Yes. I did this, and it is very obvious to all that I did this, and kept it off, yet nobody listens. I would prefer to be rich and have some place to put people, where they would only be fed appropriately for two weeks, and maybe they could lounge around at the beach or something- but actually talking to people about this seems to be a freaking waste of time.

Stan Bleszynski said...

Same experience. In the last 16 tears, all of my acquaintances to whom I did try talking into a high animal fat low carb diet, refused it or tried it and then promptly botched it, and all those that I did not try to "convert" did it and thrived!

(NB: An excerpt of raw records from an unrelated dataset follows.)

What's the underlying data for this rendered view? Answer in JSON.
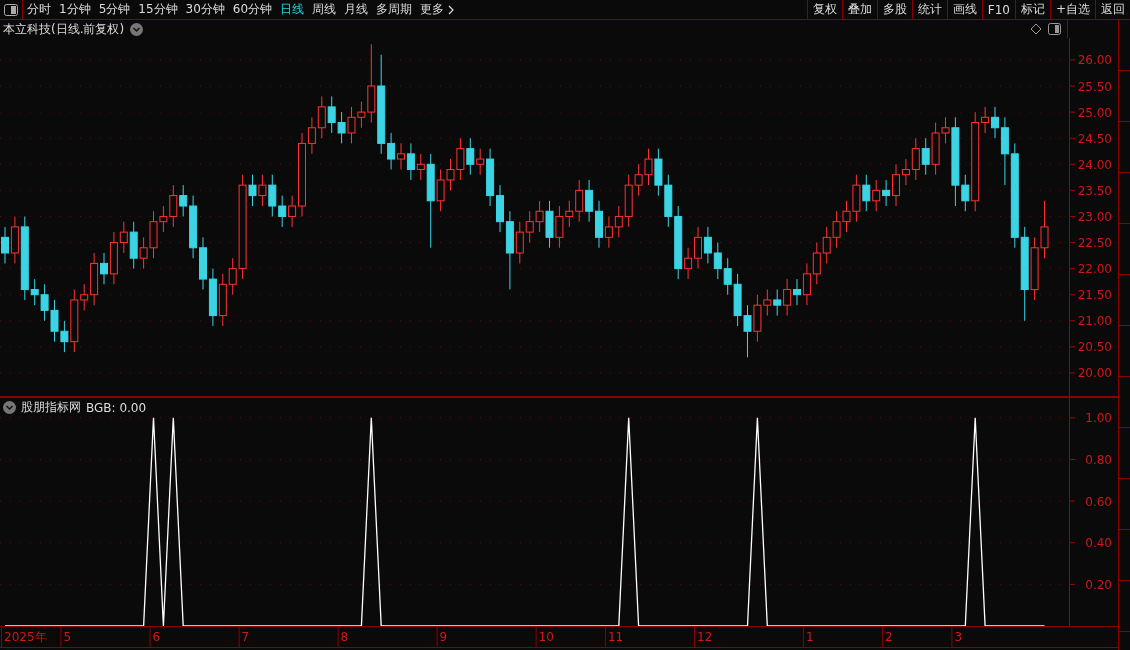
{
  "toolbar": {
    "periods": [
      {
        "label": "分时",
        "selected": false
      },
      {
        "label": "1分钟",
        "selected": false
      },
      {
        "label": "5分钟",
        "selected": false
      },
      {
        "label": "15分钟",
        "selected": false
      },
      {
        "label": "30分钟",
        "selected": false
      },
      {
        "label": "60分钟",
        "selected": false
      },
      {
        "label": "日线",
        "selected": true
      },
      {
        "label": "周线",
        "selected": false
      },
      {
        "label": "月线",
        "selected": false
      },
      {
        "label": "多周期",
        "selected": false
      }
    ],
    "more": "更多",
    "buttons": [
      "复权",
      "叠加",
      "多股",
      "统计",
      "画线",
      "F10",
      "标记",
      "+自选",
      "返回"
    ]
  },
  "price_panel": {
    "title": "本立科技(日线.前复权)",
    "chart_data": {
      "type": "candlestick",
      "grid": true,
      "ylim": [
        19.54,
        26.42
      ],
      "yticks": [
        {
          "value": 20,
          "label": "20.00"
        },
        {
          "value": 20.5,
          "label": "20.50"
        },
        {
          "value": 21,
          "label": "21.00"
        },
        {
          "value": 21.5,
          "label": "21.50"
        },
        {
          "value": 22,
          "label": "22.00"
        },
        {
          "value": 22.5,
          "label": "22.50"
        },
        {
          "value": 23,
          "label": "23.00"
        },
        {
          "value": 23.5,
          "label": "23.50"
        },
        {
          "value": 24,
          "label": "24.00"
        },
        {
          "value": 24.5,
          "label": "24.50"
        },
        {
          "value": 25,
          "label": "25.00"
        },
        {
          "value": 25.5,
          "label": "25.50"
        },
        {
          "value": 26,
          "label": "26.00"
        }
      ],
      "ohlc": [
        [
          22.6,
          22.8,
          22.1,
          22.3
        ],
        [
          22.3,
          23.0,
          22.1,
          22.8
        ],
        [
          22.8,
          23.0,
          21.4,
          21.6
        ],
        [
          21.6,
          21.8,
          21.3,
          21.5
        ],
        [
          21.5,
          21.7,
          21.0,
          21.2
        ],
        [
          21.2,
          21.4,
          20.6,
          20.8
        ],
        [
          20.8,
          21.0,
          20.4,
          20.6
        ],
        [
          20.6,
          21.6,
          20.4,
          21.4
        ],
        [
          21.4,
          21.7,
          21.2,
          21.5
        ],
        [
          21.5,
          22.3,
          21.3,
          22.1
        ],
        [
          22.1,
          22.3,
          21.7,
          21.9
        ],
        [
          21.9,
          22.7,
          21.7,
          22.5
        ],
        [
          22.5,
          22.9,
          22.3,
          22.7
        ],
        [
          22.7,
          22.9,
          22.0,
          22.2
        ],
        [
          22.2,
          22.6,
          22.0,
          22.4
        ],
        [
          22.4,
          23.1,
          22.2,
          22.9
        ],
        [
          22.9,
          23.2,
          22.7,
          23.0
        ],
        [
          23.0,
          23.6,
          22.8,
          23.4
        ],
        [
          23.4,
          23.6,
          23.0,
          23.2
        ],
        [
          23.2,
          23.4,
          22.2,
          22.4
        ],
        [
          22.4,
          22.6,
          21.6,
          21.8
        ],
        [
          21.8,
          22.0,
          20.9,
          21.1
        ],
        [
          21.1,
          21.9,
          20.9,
          21.7
        ],
        [
          21.7,
          22.2,
          21.5,
          22.0
        ],
        [
          22.0,
          23.8,
          21.8,
          23.6
        ],
        [
          23.6,
          23.8,
          23.2,
          23.4
        ],
        [
          23.4,
          23.8,
          23.2,
          23.6
        ],
        [
          23.6,
          23.8,
          23.0,
          23.2
        ],
        [
          23.2,
          23.4,
          22.8,
          23.0
        ],
        [
          23.0,
          23.4,
          22.8,
          23.2
        ],
        [
          23.2,
          24.6,
          23.0,
          24.4
        ],
        [
          24.4,
          24.9,
          24.2,
          24.7
        ],
        [
          24.7,
          25.3,
          24.5,
          25.1
        ],
        [
          25.1,
          25.3,
          24.6,
          24.8
        ],
        [
          24.8,
          25.0,
          24.4,
          24.6
        ],
        [
          24.6,
          25.1,
          24.4,
          24.9
        ],
        [
          24.9,
          25.2,
          24.7,
          25.0
        ],
        [
          25.0,
          26.3,
          24.8,
          25.5
        ],
        [
          25.5,
          26.1,
          24.2,
          24.4
        ],
        [
          24.4,
          24.6,
          23.9,
          24.1
        ],
        [
          24.1,
          24.4,
          23.9,
          24.2
        ],
        [
          24.2,
          24.4,
          23.7,
          23.9
        ],
        [
          23.9,
          24.2,
          23.7,
          24.0
        ],
        [
          24.0,
          24.2,
          22.4,
          23.3
        ],
        [
          23.3,
          23.9,
          23.1,
          23.7
        ],
        [
          23.7,
          24.1,
          23.5,
          23.9
        ],
        [
          23.9,
          24.5,
          23.7,
          24.3
        ],
        [
          24.3,
          24.5,
          23.8,
          24.0
        ],
        [
          24.0,
          24.3,
          23.8,
          24.1
        ],
        [
          24.1,
          24.3,
          23.2,
          23.4
        ],
        [
          23.4,
          23.6,
          22.7,
          22.9
        ],
        [
          22.9,
          23.1,
          21.6,
          22.3
        ],
        [
          22.3,
          22.9,
          22.1,
          22.7
        ],
        [
          22.7,
          23.1,
          22.5,
          22.9
        ],
        [
          22.9,
          23.3,
          22.7,
          23.1
        ],
        [
          23.1,
          23.3,
          22.4,
          22.6
        ],
        [
          22.6,
          23.2,
          22.4,
          23.0
        ],
        [
          23.0,
          23.3,
          22.8,
          23.1
        ],
        [
          23.1,
          23.7,
          22.9,
          23.5
        ],
        [
          23.5,
          23.7,
          22.9,
          23.1
        ],
        [
          23.1,
          23.3,
          22.4,
          22.6
        ],
        [
          22.6,
          23.0,
          22.4,
          22.8
        ],
        [
          22.8,
          23.2,
          22.6,
          23.0
        ],
        [
          23.0,
          23.8,
          22.8,
          23.6
        ],
        [
          23.6,
          24.0,
          23.4,
          23.8
        ],
        [
          23.8,
          24.3,
          23.6,
          24.1
        ],
        [
          24.1,
          24.3,
          23.4,
          23.6
        ],
        [
          23.6,
          23.8,
          22.8,
          23.0
        ],
        [
          23.0,
          23.2,
          21.8,
          22.0
        ],
        [
          22.0,
          22.4,
          21.8,
          22.2
        ],
        [
          22.2,
          22.8,
          22.0,
          22.6
        ],
        [
          22.6,
          22.8,
          22.1,
          22.3
        ],
        [
          22.3,
          22.5,
          21.8,
          22.0
        ],
        [
          22.0,
          22.2,
          21.5,
          21.7
        ],
        [
          21.7,
          21.9,
          20.9,
          21.1
        ],
        [
          21.1,
          21.3,
          20.3,
          20.8
        ],
        [
          20.8,
          21.5,
          20.6,
          21.3
        ],
        [
          21.3,
          21.6,
          21.1,
          21.4
        ],
        [
          21.4,
          21.6,
          21.1,
          21.3
        ],
        [
          21.3,
          21.8,
          21.1,
          21.6
        ],
        [
          21.6,
          21.8,
          21.3,
          21.5
        ],
        [
          21.5,
          22.1,
          21.3,
          21.9
        ],
        [
          21.9,
          22.5,
          21.7,
          22.3
        ],
        [
          22.3,
          22.8,
          22.1,
          22.6
        ],
        [
          22.6,
          23.1,
          22.4,
          22.9
        ],
        [
          22.9,
          23.3,
          22.7,
          23.1
        ],
        [
          23.1,
          23.8,
          22.9,
          23.6
        ],
        [
          23.6,
          23.8,
          23.1,
          23.3
        ],
        [
          23.3,
          23.7,
          23.1,
          23.5
        ],
        [
          23.5,
          23.7,
          23.2,
          23.4
        ],
        [
          23.4,
          24.0,
          23.2,
          23.8
        ],
        [
          23.8,
          24.1,
          23.6,
          23.9
        ],
        [
          23.9,
          24.5,
          23.7,
          24.3
        ],
        [
          24.3,
          24.5,
          23.8,
          24.0
        ],
        [
          24.0,
          24.8,
          23.8,
          24.6
        ],
        [
          24.6,
          24.9,
          24.4,
          24.7
        ],
        [
          24.7,
          24.9,
          23.2,
          23.6
        ],
        [
          23.6,
          23.8,
          23.1,
          23.3
        ],
        [
          23.3,
          25.0,
          23.1,
          24.8
        ],
        [
          24.8,
          25.1,
          24.6,
          24.9
        ],
        [
          24.9,
          25.1,
          24.5,
          24.7
        ],
        [
          24.7,
          24.9,
          23.6,
          24.2
        ],
        [
          24.2,
          24.4,
          22.4,
          22.6
        ],
        [
          22.6,
          22.8,
          21.0,
          21.6
        ],
        [
          21.6,
          22.6,
          21.4,
          22.4
        ],
        [
          22.4,
          23.3,
          22.2,
          22.8
        ]
      ]
    }
  },
  "indicator_panel": {
    "name": "股朋指标网",
    "reading": "BGB: 0.00",
    "chart_data": {
      "type": "line",
      "grid": true,
      "ylim": [
        0,
        1.1
      ],
      "yticks": [
        {
          "value": 0.2,
          "label": "0.20"
        },
        {
          "value": 0.4,
          "label": "0.40"
        },
        {
          "value": 0.6,
          "label": "0.60"
        },
        {
          "value": 0.8,
          "label": "0.80"
        },
        {
          "value": 1,
          "label": "1.00"
        }
      ],
      "series": [
        {
          "color": "#ffffff",
          "values": [
            0,
            0,
            0,
            0,
            0,
            0,
            0,
            0,
            0,
            0,
            0,
            0,
            0,
            0,
            0,
            1,
            0,
            1,
            0,
            0,
            0,
            0,
            0,
            0,
            0,
            0,
            0,
            0,
            0,
            0,
            0,
            0,
            0,
            0,
            0,
            0,
            0,
            1,
            0,
            0,
            0,
            0,
            0,
            0,
            0,
            0,
            0,
            0,
            0,
            0,
            0,
            0,
            0,
            0,
            0,
            0,
            0,
            0,
            0,
            0,
            0,
            0,
            0,
            1,
            0,
            0,
            0,
            0,
            0,
            0,
            0,
            0,
            0,
            0,
            0,
            0,
            1,
            0,
            0,
            0,
            0,
            0,
            0,
            0,
            0,
            0,
            0,
            0,
            0,
            0,
            0,
            0,
            0,
            0,
            0,
            0,
            0,
            0,
            1,
            0,
            0,
            0,
            0,
            0,
            0,
            0
          ]
        }
      ]
    }
  },
  "time_axis": {
    "labels": [
      "2025年",
      "5",
      "6",
      "7",
      "8",
      "9",
      "10",
      "11",
      "12",
      "1",
      "2",
      "3"
    ]
  }
}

No, I totally disagree about coercing anybody into anything for "their good", or especially NOT "for their good"! That's what the religious institutions and most political movements seem to be about. They fail of course. 8-:)

August said...

I am not interested in coercing people either. This is more along the lines of creating a proper environment in which they can get better. I suspect that, for a lot of people, an argument or discussion means little to nothing because of all the reinforcements in their life- especially if they are eating a lot of junk and watching mainstream media.
The creator of the Perfect Health diet started doing a retreat along these lines- I think he even went in to the hotel they reserved for the event and changed the light bulbs. How much better if it were built from the ground up with an eye toward evolutionary fitness.